The Archives Center has nationally recognized collections for the study of advertising and marketing. Advertising cards, posters, labels, letterheads, booklets, trade catalogues, and other ephemera in the Warshaw Collection of Business Americana are the Center's most heavily used materials. This collection, occupying some 1,000 cubic feet, is organized into 538 subject and geographic categories (primarily manufactured products) and is strongest for the period 1840-1900. Other large collections of commercial ephemera include greeting cards, matchbooks, sports trading cards, postcards, and cigarette packaging.

Special projects undertaken by the Center for Advertising History have concentrated on the years since World War II. Center historians have conducted oral history interviews with a wide range of people involved in the process of creating advertising campaigns and gathered collections of related print, radio, and television advertisements. Campaigns for Pepsi-Cola, Marlboro, Alka-Seltzer, Federal Express, Campbell's Soup, Cover Girl, and NIKE have been documented as well as the history of Kraft Television Theatre.
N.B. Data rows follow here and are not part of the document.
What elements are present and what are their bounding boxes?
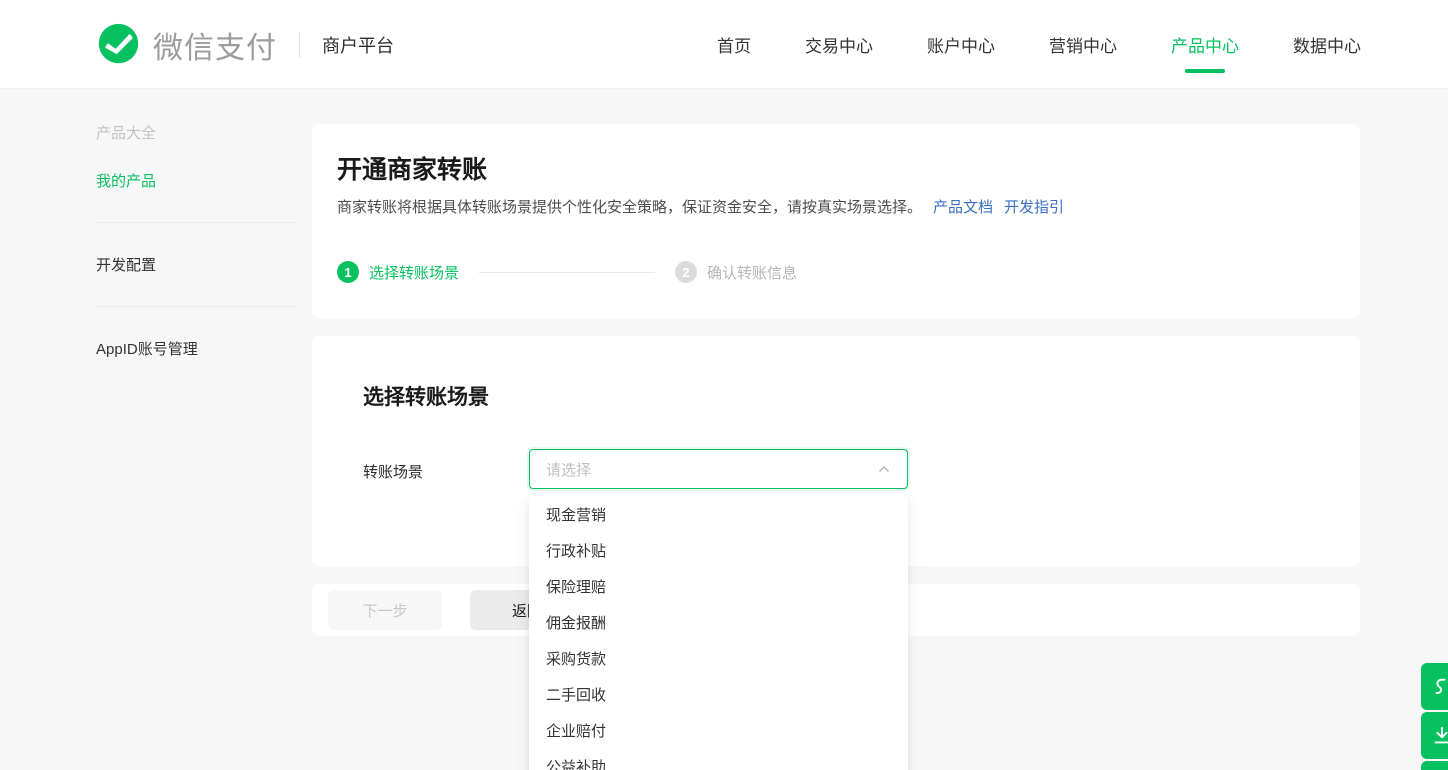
dropdown-option-secondhand-recycle[interactable]: 二手回收 xyxy=(529,678,908,714)
transfer-scene-select[interactable]: 请选择 xyxy=(529,449,908,489)
dropdown-option-cash-marketing[interactable]: 现金营销 xyxy=(529,498,908,534)
section-title: 选择转账场景 xyxy=(363,381,489,411)
dev-guide-link[interactable]: 开发指引 xyxy=(1004,199,1064,216)
step-1-label: 选择转账场景 xyxy=(369,262,459,283)
sidebar-item-my-products[interactable]: 我的产品 xyxy=(96,170,156,191)
nav-item-marketing-center[interactable]: 营销中心 xyxy=(1049,0,1117,89)
intro-card: 开通商家转账 商家转账将根据具体转账场景提供个性化安全策略，保证资金安全，请按真… xyxy=(312,124,1360,318)
page-title: 开通商家转账 xyxy=(337,150,487,186)
dropdown-option-enterprise-compensation[interactable]: 企业赔付 xyxy=(529,714,908,750)
chevron-up-icon xyxy=(877,462,891,476)
page-description: 商家转账将根据具体转账场景提供个性化安全策略，保证资金安全，请按真实场景选择。 xyxy=(337,199,922,216)
step-connector-line xyxy=(479,272,655,273)
brand-wordmark: 微信支付 xyxy=(153,23,277,67)
nav-item-home[interactable]: 首页 xyxy=(717,0,751,89)
step-2-label: 确认转账信息 xyxy=(707,262,797,283)
product-doc-link[interactable]: 产品文档 xyxy=(933,199,993,216)
dropdown-option-admin-subsidy[interactable]: 行政补贴 xyxy=(529,534,908,570)
select-placeholder: 请选择 xyxy=(546,459,877,480)
sidebar-item-all-products[interactable]: 产品大全 xyxy=(96,122,156,143)
customer-service-icon xyxy=(1431,676,1448,698)
top-header: 微信支付 商户平台 首页 交易中心 账户中心 营销中心 产品中心 数据中心 xyxy=(0,0,1448,89)
customer-service-button[interactable] xyxy=(1421,663,1448,710)
brand-divider xyxy=(299,32,300,58)
step-2-circle: 2 xyxy=(675,261,697,283)
floating-toolbar xyxy=(1421,663,1448,770)
wechat-pay-logo-icon xyxy=(96,22,141,67)
survey-button[interactable] xyxy=(1421,761,1448,770)
sidebar-divider xyxy=(96,222,296,223)
sidebar-item-appid-management[interactable]: AppID账号管理 xyxy=(96,338,198,359)
download-icon xyxy=(1431,725,1448,747)
dropdown-option-insurance-claim[interactable]: 保险理赔 xyxy=(529,570,908,606)
step-1-circle: 1 xyxy=(337,261,359,283)
step-indicator: 1 选择转账场景 2 确认转账信息 xyxy=(337,261,797,283)
top-nav: 首页 交易中心 账户中心 营销中心 产品中心 数据中心 xyxy=(717,0,1361,89)
nav-item-product-center[interactable]: 产品中心 xyxy=(1171,0,1239,89)
brand-area: 微信支付 商户平台 xyxy=(96,0,394,89)
transfer-scene-dropdown: 现金营销 行政补贴 保险理赔 佣金报酬 采购货款 二手回收 企业赔付 公益补助 xyxy=(529,494,908,770)
sidebar-divider xyxy=(96,306,296,307)
transfer-scene-field-label: 转账场景 xyxy=(363,461,423,482)
next-step-button[interactable]: 下一步 xyxy=(328,590,442,630)
nav-item-transaction-center[interactable]: 交易中心 xyxy=(805,0,873,89)
portal-label: 商户平台 xyxy=(322,32,394,58)
nav-item-data-center[interactable]: 数据中心 xyxy=(1293,0,1361,89)
dropdown-option-commission[interactable]: 佣金报酬 xyxy=(529,606,908,642)
sidebar-item-dev-config[interactable]: 开发配置 xyxy=(96,254,156,275)
download-button[interactable] xyxy=(1421,712,1448,759)
nav-item-account-center[interactable]: 账户中心 xyxy=(927,0,995,89)
dropdown-option-purchase-payment[interactable]: 采购货款 xyxy=(529,642,908,678)
page-description-row: 商家转账将根据具体转账场景提供个性化安全策略，保证资金安全，请按真实场景选择。产… xyxy=(337,196,1064,217)
dropdown-option-public-welfare[interactable]: 公益补助 xyxy=(529,750,908,770)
The N W Ayer Advertising Agency Records include business records but consist primarily of print advertising created for thousands of clients between 1869 and 1996. The Walter Landor/Landor Associates Collection and the Frances Mair Collection document their groundbreaking work in packaging design and, later, in the development of corporate identity programs. The Maidenform and Hills Bros. Coffee collections have exceptionally complete advertising and marketing records. The Krispy Kreme Doughnut Corporation Records and the Carvel Ice Cream Company Records reveal the early history of prepared foods, franchising, and the role of marketing in their success. Other collections in advertising and marketing history include the Breck Girls Collection, the papers of direct response pioneer John Caples, the papers of Estelle Ellis, promotions director for Seventeen, Charm, Glamour and House & Garden magazines, and the reminiscences of advertising writer Sid Bernstein and magazine advertising executive Tom Black.